Navy Restarts Effort To Fit 'Due Regard' Radar on Triton

 - April 13, 2015, 1:46 PM
Shown is the first of three MQ-4C Triton test aircraft now based at the Patuxent River, Md., Naval Air Station. (Photo: Bill Carey)

The U.S. Navy has restarted its effort to fit a “due regard” radar on the new MQ-4C Triton unmanned surveillance aircraft. The service will incorporate the radar subsystem as part of a “multi-intelligence” capability upgrade that should be initially operational on the Triton in 2020, according to Sean Burke, the Naval Air Systems Command (Navair) program manager.

Navair instructed prime contractor Northrop Grumman to stop work on the due regard radar in 2013 after subcontractor Exelis encountered problems sizing the system to the space available in the Triton’s nose. The collision avoidance radar will help the Global Hawk maritime derivative comply with an International Civil Aviation Organization requirement that military and other government aircraft fly with “due regard” for the safety of other aircraft when operating over international waters. The Triton will also be equipped with a traffic alert collision avoidance system (Tcas) and automatic dependent surveillance-broadcast (ADS-B) transmitter, but those systems alone are not considered adequate for an unmanned aircraft to “sense and avoid” other aircraft.

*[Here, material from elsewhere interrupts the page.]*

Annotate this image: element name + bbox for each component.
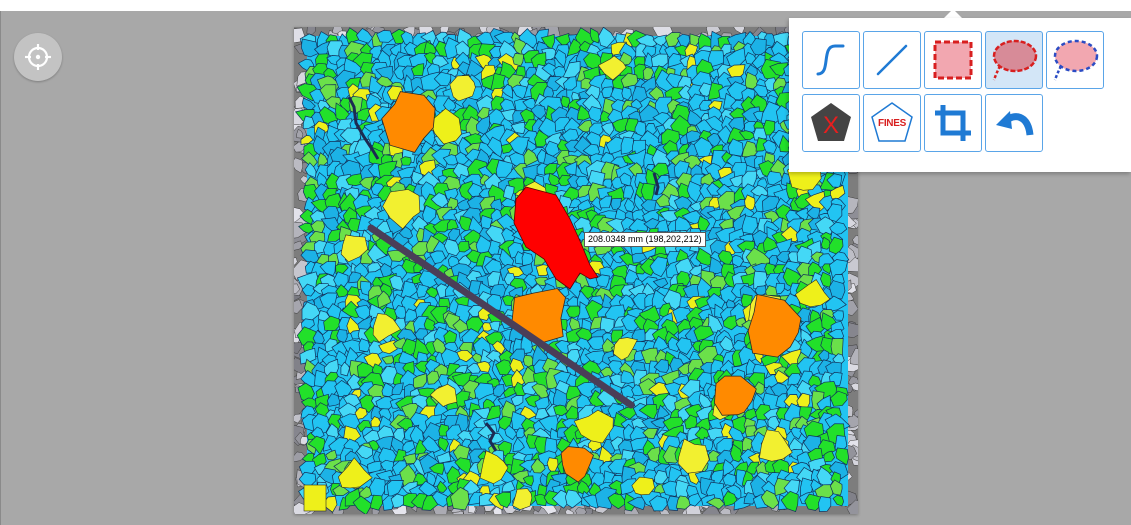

Speaking at the Navy League Sea-Air-Space conference on April 13, Burke said the Triton program restarted the radar subsystem development last fall. It plans to incorporate the due regard radar on a second, “multi-int” Triton configuration that adds a low-band signals intelligence (Sigint) capability now provided by the Lockheed EP-3. A baseline configuration of the Triton will enter service first, with initial operational capability (IOC) planned in 2018.

Under the new technical approach to the due regard radar, Northrop Grumman’s aerospace systems business unit in Redondo Beach, Calif., is leading the development and providing the front-end antenna array. Exelis retains responsibility for the backend processing aspect and final assembly of the antenna with the system’s power supply and receiver. Earlier this year, Harris announced that it plans to acquire Exelis for $4.75 billion, with the transaction expected to close in June.

“Technical problems in getting that radar into the size, weight and power allocations that we had available for it caused us a couple of years ago to put a pause on that and see if we could find a better technical solution,” Burke said. “Exelis had a hard time doing that miniaturization and being able to produce that front-end array.” Northrop Grumman has tasked its own business unit “to do that front end for them.”

Burke said the program expects a Milestone C decision from the Navy approving low-rate initial production (LRIP) of the Triton by the end of this year. The first two LRIP aircraft and two initial operational test and evaluation aircraft will constitute a first operational orbit. A full-rate production decision review is expected in 2018, which would phase in the multi-int capability upgrade. IOC for the multi-int configuration would follow in 2020.